Safety is one of the most basic need. Safe communities thrive, while unsafe one eventually dis-integrate.
Champaign Urbana police provides a lot of publicly available data, over 450 thousands incidents and over 200 thousands arrest records going back over 20 years.
This data is valuable, it could help improve awareness and safety of the community, yet the majority of the public is not aware of it.
We want to create visually appealing graphs from the data and make it extremely easy to understand. We believe that is the way to make this data useful to general public.
What it does
We created 2 types of dashboards from the data: CU Crime Watch, and CU Criminal Trend
The CU Crime Watch dashboard allows anyone to quickly understand the crime statistics for Champaign Urbana area. User can select a date range, e.g last 3 months, last year or last 20 years. The dashboard is broken down into 3 main sections: Overview, Location Analysis and Time Analysis.
Overview section let CU residence see the distribution of criminal incidents over different neighborhood in Champaign Urbana via a heat map. It displays top 10 crime category by incident count, the trend in number of incidents, arrest, and arrest rate for different crime category, etc…
Location Analysis help CU residence understand where crime usually takes place, the type of location (parking lot, street, apartment, school, public park, etc…), the streets that have high crime rate, and crime type that they should watch out for on the troublesome streets.
Time Analysis lets residence knows which hour of day, day of month, month of year etc that crime is more likely to happen, and how this change with time. Base on this data, residence can choose time that are safer for certain activities. E.g. know that criminal activity peak around noon and 8pm, people can choose to arrange outdoor activities at different hour.
These dashboards could also be useful to CU police, to effectively distribute their taskforce and resource to the locations and periods that need more attention.
We have 2 versions of CU Crime Watch, one with year interval for longer term analysis and weekly interval for more recent trend.

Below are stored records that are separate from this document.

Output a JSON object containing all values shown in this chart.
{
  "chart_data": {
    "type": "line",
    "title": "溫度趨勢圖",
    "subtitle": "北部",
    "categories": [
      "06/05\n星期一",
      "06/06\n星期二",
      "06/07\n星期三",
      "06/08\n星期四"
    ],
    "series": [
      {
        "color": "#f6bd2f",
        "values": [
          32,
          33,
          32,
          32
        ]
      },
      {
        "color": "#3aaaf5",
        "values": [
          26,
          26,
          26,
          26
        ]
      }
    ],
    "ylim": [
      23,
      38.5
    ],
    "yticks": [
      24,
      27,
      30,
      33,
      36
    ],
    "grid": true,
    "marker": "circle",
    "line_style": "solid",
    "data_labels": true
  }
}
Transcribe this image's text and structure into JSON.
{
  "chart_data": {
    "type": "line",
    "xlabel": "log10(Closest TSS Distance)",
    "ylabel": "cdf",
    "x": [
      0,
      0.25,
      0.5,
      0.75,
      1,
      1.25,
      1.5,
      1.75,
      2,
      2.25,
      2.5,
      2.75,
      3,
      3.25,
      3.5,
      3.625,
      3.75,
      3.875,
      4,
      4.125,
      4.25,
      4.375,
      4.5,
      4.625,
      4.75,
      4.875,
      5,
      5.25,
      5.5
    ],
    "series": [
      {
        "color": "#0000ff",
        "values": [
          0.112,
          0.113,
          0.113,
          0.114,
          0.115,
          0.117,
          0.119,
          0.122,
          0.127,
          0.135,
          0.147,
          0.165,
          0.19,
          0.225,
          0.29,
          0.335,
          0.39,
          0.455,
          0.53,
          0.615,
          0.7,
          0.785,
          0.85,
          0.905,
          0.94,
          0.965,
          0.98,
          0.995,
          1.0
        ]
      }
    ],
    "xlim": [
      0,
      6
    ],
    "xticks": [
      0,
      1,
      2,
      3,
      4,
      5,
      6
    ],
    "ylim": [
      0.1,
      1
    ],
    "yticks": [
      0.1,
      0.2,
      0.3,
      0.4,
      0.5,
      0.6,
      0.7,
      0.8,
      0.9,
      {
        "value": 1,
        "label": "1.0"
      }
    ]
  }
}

The CU Criminal Trend dashboard allows us to understand about the criminals in CU through arrest records. Via this dashboard, CU police and public can view and break down the demographic distribution of criminals, such as age, gender, race. We can also understand how other factors that may be correlated to or lead to crime, such as employment status. We also see followup actions after arrest and how that change over time, i.e whether the individual eventually being put into fail, get bailed, etc...
How I built it
First, we collected the publicly available data on CU incidents and arrests over last 20 years. We then imported the data into Hive and run analyses to understand it. We created over 100 distribution graphs, one for each field in the datasets. From there we know the quality of each data field, and implement appropriate data clean up, e.g we found a small portion of the data has incorrect “year” field with value 2, 101, etc… Similarly some rows had “age” field with values <0. We added a filter to clean them out.
We also created other necessary data: first is geo topojson file for Champaign Urbana neighborhood division. There were 20 neighborhood in Champaign, 11 for Urbana and 1 for Savoy. Second is a mapping file from crime code to crime level (1-5), with 1 being the most serious (such as burglary, break and entry) and 5 being less serious “crimes” (such as a parking ticket).
We then created Looker view, explore and model definitions for those data, create necessary joins and dashboards.
What's next for ICU
We want to try applying machine learning to detect anomaly and trend in criminal activities. We can also classify and detect related events, and from there discover hidden patterns from the data which might help the police to figure out and catch criminals more quickly.
Right now the dashboards are created locally on our machines. We also want to implement a flow to automatically download new data when it is released, update the dashboards and made them available to the public.